The essence of INTJs is similar even when the experiences are different.

This can happen even when the genders are dissimilar.

As an INTJ, is it normal to constantly feel left out, even in small groups?

Yes, it is normal for INTJs to feel left out of small groups, particularly when they have distanced themselves from colleagues and coworkers.

For INTJs, isolation is the trade-off between desiring autonomy and being included within social and professional circles.

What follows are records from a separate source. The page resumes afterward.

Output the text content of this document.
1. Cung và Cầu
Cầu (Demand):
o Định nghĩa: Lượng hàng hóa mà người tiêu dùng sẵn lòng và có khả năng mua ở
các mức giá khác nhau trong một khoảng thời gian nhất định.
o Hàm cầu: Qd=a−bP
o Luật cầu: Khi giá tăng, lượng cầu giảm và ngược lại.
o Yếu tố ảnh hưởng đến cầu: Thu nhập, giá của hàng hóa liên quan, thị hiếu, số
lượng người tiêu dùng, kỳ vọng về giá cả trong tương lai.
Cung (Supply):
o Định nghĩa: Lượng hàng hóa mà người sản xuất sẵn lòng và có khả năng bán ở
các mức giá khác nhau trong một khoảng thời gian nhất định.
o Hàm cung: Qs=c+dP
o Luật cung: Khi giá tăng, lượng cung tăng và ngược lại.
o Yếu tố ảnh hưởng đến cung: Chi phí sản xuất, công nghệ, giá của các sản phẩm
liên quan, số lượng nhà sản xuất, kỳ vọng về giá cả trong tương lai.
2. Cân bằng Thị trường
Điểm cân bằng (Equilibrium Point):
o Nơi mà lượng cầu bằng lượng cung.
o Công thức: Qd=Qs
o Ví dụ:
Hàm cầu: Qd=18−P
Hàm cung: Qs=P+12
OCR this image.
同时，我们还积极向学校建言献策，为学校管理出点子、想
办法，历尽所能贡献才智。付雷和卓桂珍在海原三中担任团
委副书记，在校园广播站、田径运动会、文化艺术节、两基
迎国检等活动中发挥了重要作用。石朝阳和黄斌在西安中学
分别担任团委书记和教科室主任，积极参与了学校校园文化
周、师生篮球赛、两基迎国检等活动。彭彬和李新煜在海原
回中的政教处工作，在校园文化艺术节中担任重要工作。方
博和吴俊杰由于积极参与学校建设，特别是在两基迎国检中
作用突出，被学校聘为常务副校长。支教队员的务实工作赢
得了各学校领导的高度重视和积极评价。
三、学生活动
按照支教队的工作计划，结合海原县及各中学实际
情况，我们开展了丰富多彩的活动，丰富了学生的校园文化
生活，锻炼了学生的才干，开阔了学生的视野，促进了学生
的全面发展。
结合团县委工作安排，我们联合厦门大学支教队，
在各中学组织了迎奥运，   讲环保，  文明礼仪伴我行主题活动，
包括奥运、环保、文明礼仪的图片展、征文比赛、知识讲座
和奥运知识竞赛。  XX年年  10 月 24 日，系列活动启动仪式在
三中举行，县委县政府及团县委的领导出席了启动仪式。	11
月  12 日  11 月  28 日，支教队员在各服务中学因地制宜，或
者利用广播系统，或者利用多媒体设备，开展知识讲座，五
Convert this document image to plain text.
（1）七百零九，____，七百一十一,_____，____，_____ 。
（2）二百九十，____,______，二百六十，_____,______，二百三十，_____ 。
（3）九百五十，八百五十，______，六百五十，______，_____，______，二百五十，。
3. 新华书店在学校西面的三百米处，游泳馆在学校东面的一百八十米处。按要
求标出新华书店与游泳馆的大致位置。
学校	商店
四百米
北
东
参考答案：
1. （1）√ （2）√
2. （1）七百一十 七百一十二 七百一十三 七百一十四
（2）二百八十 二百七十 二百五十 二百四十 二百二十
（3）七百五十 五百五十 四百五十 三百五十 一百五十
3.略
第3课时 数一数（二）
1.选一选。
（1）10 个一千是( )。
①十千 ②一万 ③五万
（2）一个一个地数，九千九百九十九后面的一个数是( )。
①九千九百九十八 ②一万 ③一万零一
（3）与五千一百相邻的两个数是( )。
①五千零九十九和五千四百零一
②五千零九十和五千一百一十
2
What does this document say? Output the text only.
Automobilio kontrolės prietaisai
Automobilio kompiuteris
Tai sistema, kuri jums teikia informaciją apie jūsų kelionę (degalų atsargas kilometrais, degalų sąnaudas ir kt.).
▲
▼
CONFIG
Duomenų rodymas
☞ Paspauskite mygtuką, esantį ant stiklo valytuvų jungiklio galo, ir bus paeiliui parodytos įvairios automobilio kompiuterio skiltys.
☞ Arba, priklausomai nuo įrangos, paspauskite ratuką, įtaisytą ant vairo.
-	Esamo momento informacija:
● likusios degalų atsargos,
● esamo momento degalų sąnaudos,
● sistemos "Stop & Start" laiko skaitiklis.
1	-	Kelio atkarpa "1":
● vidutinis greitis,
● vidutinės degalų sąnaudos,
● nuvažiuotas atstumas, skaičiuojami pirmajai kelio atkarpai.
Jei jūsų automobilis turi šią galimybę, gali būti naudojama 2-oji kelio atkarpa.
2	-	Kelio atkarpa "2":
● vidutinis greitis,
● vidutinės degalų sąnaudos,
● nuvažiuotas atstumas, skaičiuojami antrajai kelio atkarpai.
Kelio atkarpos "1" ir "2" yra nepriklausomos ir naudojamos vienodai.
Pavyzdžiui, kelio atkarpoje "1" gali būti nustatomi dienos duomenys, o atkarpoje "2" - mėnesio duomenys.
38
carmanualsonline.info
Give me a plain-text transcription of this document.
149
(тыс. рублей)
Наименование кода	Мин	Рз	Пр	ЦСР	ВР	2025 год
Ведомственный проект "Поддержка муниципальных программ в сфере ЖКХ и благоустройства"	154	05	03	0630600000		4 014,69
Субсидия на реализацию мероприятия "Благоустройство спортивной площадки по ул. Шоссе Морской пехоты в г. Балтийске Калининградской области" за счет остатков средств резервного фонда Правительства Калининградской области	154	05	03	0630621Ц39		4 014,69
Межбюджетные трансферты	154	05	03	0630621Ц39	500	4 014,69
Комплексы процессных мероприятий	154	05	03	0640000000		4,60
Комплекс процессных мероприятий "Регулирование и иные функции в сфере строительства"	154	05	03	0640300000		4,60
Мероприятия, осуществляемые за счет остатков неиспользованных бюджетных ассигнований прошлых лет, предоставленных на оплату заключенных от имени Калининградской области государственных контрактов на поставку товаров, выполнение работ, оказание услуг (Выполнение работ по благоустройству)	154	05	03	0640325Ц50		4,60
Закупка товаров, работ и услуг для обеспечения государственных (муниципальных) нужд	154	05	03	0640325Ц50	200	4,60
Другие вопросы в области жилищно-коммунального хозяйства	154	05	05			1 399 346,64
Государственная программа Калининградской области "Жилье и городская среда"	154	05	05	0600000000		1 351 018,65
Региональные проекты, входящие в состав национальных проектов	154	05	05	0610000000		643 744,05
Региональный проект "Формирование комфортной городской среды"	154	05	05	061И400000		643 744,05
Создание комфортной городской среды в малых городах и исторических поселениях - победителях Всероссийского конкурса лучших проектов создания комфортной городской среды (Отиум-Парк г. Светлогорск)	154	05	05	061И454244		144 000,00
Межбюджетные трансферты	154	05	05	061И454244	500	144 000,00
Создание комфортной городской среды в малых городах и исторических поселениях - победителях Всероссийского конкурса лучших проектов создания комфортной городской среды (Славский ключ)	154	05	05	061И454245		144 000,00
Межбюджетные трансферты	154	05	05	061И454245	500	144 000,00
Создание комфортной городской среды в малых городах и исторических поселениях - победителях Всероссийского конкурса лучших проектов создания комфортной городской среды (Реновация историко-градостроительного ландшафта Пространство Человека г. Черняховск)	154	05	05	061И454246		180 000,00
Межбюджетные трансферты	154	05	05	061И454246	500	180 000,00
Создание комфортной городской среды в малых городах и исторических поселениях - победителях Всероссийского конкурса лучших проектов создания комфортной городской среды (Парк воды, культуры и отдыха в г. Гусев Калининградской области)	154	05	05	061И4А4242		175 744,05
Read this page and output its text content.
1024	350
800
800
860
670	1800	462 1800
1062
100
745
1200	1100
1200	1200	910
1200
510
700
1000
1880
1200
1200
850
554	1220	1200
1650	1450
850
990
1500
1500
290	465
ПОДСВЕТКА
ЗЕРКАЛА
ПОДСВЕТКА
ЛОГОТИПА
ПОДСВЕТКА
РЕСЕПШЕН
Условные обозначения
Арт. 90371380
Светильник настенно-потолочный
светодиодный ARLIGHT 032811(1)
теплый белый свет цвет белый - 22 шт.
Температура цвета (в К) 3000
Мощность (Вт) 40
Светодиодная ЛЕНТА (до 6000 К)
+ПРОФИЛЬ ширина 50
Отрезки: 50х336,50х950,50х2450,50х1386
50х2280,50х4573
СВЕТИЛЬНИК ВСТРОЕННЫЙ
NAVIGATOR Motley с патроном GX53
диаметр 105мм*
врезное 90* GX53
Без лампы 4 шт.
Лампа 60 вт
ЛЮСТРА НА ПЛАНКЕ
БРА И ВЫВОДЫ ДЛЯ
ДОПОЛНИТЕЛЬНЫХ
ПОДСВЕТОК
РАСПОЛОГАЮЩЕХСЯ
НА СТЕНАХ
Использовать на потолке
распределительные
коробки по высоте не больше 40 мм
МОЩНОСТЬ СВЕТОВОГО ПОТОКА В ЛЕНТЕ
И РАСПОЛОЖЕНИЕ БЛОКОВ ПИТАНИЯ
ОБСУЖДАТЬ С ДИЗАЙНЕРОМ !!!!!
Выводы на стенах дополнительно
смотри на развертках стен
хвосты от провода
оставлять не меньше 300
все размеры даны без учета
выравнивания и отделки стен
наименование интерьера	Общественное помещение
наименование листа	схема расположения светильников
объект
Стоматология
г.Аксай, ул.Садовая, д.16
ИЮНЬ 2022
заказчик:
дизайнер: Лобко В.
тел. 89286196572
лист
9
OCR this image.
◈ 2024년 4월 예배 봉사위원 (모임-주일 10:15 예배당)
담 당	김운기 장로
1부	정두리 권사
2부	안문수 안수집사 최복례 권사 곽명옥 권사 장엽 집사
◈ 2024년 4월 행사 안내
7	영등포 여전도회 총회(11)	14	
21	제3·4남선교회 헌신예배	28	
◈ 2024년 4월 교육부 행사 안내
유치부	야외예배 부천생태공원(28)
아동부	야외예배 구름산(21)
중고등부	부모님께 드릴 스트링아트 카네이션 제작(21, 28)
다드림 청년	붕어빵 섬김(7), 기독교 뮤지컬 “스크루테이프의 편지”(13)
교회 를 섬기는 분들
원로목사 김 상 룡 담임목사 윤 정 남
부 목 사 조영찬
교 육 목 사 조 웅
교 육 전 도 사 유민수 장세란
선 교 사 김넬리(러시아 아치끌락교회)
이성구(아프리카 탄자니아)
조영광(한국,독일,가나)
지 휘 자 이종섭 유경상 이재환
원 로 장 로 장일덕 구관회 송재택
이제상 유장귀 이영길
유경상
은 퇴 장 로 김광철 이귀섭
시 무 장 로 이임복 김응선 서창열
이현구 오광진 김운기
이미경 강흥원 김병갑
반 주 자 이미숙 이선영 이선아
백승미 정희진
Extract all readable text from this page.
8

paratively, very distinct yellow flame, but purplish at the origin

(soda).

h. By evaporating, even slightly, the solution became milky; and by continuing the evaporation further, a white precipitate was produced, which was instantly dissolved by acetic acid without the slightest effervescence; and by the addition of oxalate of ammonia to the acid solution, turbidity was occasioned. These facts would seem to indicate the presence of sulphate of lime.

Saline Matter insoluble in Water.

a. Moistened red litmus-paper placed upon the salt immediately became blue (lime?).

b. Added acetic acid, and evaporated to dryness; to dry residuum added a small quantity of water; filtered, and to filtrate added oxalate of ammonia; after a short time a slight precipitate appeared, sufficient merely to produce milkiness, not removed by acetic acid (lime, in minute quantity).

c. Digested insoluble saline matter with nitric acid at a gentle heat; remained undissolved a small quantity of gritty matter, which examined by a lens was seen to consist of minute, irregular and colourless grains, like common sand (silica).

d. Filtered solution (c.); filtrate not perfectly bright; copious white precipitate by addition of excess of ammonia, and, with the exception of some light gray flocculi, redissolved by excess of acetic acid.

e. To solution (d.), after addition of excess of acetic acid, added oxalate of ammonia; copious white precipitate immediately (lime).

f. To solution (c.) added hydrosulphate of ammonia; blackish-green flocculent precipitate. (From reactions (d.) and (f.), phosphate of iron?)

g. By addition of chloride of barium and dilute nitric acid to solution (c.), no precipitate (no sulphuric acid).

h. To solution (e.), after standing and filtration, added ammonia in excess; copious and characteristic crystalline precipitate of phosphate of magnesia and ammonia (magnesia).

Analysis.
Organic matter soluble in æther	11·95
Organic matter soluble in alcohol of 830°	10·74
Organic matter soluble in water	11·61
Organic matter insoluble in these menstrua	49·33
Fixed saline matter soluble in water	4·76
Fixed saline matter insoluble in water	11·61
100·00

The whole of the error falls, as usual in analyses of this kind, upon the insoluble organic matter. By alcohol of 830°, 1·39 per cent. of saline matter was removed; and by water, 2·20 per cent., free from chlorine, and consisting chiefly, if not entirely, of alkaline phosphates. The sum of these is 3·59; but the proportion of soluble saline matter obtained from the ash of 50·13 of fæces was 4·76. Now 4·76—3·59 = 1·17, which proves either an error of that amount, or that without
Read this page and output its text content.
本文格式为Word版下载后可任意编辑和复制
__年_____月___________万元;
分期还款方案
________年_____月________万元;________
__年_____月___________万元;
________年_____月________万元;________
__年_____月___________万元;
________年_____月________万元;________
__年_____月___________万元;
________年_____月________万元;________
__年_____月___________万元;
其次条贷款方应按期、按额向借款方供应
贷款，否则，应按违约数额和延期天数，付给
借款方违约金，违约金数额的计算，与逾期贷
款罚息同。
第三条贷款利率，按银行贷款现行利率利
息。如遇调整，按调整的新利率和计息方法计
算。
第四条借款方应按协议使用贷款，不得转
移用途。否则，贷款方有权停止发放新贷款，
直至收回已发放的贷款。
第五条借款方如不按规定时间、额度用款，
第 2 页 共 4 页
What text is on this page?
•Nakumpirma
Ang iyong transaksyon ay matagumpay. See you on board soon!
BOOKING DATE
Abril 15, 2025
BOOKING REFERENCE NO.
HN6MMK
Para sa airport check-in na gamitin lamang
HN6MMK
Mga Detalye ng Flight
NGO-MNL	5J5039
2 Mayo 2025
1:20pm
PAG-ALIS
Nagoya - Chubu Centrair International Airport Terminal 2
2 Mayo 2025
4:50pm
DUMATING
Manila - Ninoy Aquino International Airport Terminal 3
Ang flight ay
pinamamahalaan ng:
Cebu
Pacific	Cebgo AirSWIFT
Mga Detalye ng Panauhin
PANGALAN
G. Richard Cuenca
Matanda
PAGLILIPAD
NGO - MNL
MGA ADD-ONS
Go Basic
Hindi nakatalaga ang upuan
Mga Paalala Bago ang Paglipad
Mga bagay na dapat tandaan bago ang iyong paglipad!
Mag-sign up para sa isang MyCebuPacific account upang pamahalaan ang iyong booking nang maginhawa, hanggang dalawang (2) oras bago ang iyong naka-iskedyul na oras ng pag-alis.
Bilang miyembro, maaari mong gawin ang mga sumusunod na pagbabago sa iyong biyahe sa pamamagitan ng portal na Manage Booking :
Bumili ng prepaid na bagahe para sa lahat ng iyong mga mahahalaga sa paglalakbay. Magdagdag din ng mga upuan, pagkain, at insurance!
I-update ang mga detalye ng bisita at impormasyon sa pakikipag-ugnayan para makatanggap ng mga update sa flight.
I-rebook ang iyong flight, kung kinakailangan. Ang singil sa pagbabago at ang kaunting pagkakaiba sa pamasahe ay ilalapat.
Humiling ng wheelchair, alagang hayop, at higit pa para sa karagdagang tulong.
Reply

Enlightened INTJs are satisfied with this trade-off when they have determined that solo projects and ventures are worth the cost of exclusion.

What would cause a lazy INTJ?

Unfortunately, being an INTJ does not equate to being ambitious.

A few people on earth move the needle; they aren’t all INTJs.

It takes a combination of curiosity, self-confidence, unmet needs, and insecurity to achieve phenomenal results.

Once INTJs discover a general interest that leads to specificity, they are on the road to self-discovery and extraordinary results.

In conclusion, the secrecy and privacy of INTJ personality types result from their unique blend of natural tendencies and values.

Their reflective nature, desire for autonomy and independence, and concern for protecting their personal boundaries all contribute to their tendency to keep their thoughts, feelings, and plans to themselves.

While this can make it challenging to get to know an INTJ, it is essential to respect their need for privacy and approach them with patience and understanding.

Doing so may earn their trust and respect and develop a rewarding relationship with this complex and intriguing personality type.